I think people dumb enough to believe unsubstantiated claims from a manufacturer, should be doomed to buy it.. shout out to Fiji water though, (although it's highly un-eco-friendly to ship water by boat from Fiji to the US, it's really nice to see a water that's actually more on the basic side than the acidic. Sure it could be only a product of the dissolved carbonates, but if that's the case other companies here should just add a pinch of Tums to our bottled water. Then they could price Fiji water right out of the game.
getgoa
1 / 5 (1) Oct 21, 2010
Royale reminded me of the Popular Science water claims found in the October 2007 edition.
The advertisement was for a Medical Discovery-- home water machine(p.113) and the contrary was advertised also on P.115 advertising "Kitchen appliance--- Gurantees pure water is a hoax!!!"

Both are science.
FTC Scale:
this claim in the article is trying to convince me my television is more nutritious than POM.

POM scale:
POM is advertising saying this product is healthier than eating your television.

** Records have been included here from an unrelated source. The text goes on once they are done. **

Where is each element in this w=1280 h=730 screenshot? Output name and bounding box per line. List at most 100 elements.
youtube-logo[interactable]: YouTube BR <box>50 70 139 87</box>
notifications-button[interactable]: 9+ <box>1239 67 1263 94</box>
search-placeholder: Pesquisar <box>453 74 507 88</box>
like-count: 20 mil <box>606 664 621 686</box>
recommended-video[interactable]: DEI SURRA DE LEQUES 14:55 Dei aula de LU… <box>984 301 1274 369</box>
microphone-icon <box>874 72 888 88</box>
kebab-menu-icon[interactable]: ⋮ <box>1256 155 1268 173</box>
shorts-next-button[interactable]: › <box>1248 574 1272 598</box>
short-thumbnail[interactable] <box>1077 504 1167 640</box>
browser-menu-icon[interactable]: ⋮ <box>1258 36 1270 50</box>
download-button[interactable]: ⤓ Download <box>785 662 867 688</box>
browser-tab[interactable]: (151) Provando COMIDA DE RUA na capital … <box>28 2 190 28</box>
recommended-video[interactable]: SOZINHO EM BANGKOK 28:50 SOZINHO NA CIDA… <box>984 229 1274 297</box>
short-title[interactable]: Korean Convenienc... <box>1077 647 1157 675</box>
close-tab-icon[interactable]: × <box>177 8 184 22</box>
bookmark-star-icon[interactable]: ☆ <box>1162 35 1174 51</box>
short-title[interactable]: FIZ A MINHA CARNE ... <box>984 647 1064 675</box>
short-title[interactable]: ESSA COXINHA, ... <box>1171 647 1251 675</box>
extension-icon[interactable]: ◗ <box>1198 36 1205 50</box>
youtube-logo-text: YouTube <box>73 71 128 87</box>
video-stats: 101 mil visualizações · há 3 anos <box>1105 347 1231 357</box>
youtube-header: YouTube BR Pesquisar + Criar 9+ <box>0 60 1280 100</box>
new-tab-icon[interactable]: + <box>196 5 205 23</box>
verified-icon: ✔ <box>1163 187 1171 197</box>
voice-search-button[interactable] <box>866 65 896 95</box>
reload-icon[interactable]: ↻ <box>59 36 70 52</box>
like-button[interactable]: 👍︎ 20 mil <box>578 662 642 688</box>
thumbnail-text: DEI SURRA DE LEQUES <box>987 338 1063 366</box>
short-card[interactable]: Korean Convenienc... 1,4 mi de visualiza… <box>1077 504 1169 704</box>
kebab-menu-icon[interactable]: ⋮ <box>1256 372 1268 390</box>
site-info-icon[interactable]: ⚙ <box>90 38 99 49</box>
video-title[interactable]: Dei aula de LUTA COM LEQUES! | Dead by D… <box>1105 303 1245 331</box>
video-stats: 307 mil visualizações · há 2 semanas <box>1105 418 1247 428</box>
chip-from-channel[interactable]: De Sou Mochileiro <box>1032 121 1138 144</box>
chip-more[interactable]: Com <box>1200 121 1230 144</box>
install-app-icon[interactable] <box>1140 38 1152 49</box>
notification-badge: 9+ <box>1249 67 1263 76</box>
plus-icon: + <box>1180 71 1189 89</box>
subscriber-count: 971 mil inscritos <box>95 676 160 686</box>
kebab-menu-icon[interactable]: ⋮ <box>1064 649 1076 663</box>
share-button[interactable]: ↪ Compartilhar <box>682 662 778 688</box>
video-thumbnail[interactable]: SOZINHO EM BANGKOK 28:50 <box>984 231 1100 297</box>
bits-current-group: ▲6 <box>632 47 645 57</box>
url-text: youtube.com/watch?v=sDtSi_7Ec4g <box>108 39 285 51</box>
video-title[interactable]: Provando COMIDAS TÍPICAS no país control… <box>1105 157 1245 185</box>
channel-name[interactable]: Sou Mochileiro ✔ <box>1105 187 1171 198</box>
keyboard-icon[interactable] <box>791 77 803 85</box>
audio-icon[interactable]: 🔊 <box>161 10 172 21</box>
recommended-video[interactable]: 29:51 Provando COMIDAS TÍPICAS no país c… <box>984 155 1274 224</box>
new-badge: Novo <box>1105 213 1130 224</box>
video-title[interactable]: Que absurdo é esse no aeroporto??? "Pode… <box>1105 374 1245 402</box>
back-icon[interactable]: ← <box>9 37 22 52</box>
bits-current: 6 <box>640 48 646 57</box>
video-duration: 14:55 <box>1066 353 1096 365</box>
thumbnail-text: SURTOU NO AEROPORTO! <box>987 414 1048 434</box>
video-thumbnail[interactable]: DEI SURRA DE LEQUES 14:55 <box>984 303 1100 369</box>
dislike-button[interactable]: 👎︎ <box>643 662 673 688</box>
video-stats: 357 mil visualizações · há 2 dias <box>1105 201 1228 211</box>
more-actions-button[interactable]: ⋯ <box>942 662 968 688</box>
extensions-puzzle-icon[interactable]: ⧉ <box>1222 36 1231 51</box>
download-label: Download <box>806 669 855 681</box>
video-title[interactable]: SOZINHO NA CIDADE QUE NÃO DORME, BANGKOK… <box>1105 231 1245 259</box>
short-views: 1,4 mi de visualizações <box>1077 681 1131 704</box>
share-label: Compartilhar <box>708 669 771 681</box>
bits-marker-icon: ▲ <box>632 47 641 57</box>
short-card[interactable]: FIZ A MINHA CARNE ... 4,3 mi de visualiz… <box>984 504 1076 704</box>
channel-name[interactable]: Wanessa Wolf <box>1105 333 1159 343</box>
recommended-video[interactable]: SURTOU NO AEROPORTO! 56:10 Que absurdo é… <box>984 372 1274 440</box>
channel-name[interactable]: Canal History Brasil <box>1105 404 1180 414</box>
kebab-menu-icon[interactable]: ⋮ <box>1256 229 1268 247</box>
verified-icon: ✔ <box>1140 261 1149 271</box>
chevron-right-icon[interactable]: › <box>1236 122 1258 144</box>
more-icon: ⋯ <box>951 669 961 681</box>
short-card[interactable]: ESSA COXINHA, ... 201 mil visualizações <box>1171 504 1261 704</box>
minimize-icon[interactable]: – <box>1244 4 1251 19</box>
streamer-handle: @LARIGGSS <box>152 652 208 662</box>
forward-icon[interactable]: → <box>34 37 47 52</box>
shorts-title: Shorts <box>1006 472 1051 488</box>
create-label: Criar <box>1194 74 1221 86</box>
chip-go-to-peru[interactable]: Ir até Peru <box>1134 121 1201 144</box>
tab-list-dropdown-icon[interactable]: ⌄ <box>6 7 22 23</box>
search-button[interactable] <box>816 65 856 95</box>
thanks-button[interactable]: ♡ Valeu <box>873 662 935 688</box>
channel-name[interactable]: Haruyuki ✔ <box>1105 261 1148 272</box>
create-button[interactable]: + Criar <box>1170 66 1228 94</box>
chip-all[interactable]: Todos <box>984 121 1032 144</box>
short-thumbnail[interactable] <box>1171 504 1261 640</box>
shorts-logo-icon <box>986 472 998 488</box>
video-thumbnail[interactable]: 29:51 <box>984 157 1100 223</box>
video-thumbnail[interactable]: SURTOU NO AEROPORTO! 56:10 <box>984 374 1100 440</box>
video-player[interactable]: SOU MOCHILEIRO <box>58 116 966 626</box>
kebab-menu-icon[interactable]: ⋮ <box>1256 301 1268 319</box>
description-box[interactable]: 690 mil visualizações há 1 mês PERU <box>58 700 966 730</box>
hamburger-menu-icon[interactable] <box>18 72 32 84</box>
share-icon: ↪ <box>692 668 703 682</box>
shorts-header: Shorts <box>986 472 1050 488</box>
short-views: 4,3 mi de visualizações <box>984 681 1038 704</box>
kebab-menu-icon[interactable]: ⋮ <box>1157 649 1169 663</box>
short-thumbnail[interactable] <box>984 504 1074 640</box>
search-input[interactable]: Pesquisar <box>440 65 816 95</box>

Laughter is basic to everyone it is science fact. http://www.physor...040.html

People are comparing laughter to laughter and putting it on a scale--- what makes you laugh more is the basis of this claim.

I would like to add a bit more to this in that television advertising is trying to continue the programming meaning who wants to watch an add about dogs being abused after the stanley cup has been won? people want to watch the team celebrate and feel as if they are participating.
VOR
not rated yet Oct 31, 2010
hey.. snake oil is a good product.. and its salesmen are top notch.. heh..
I think people dumb enough to believe unsubstantiated claims from
a manufacturer, should be doomed to buy it.. .


Royale if you are serious you are promoting deception and social disfunction, nothing less.
There are real consequences for this. Its not a joke. It's never cool or a good thing to take advantage of someone's current state of awareness on an issue. The predetorial aspect of capitalism is one of its downsides.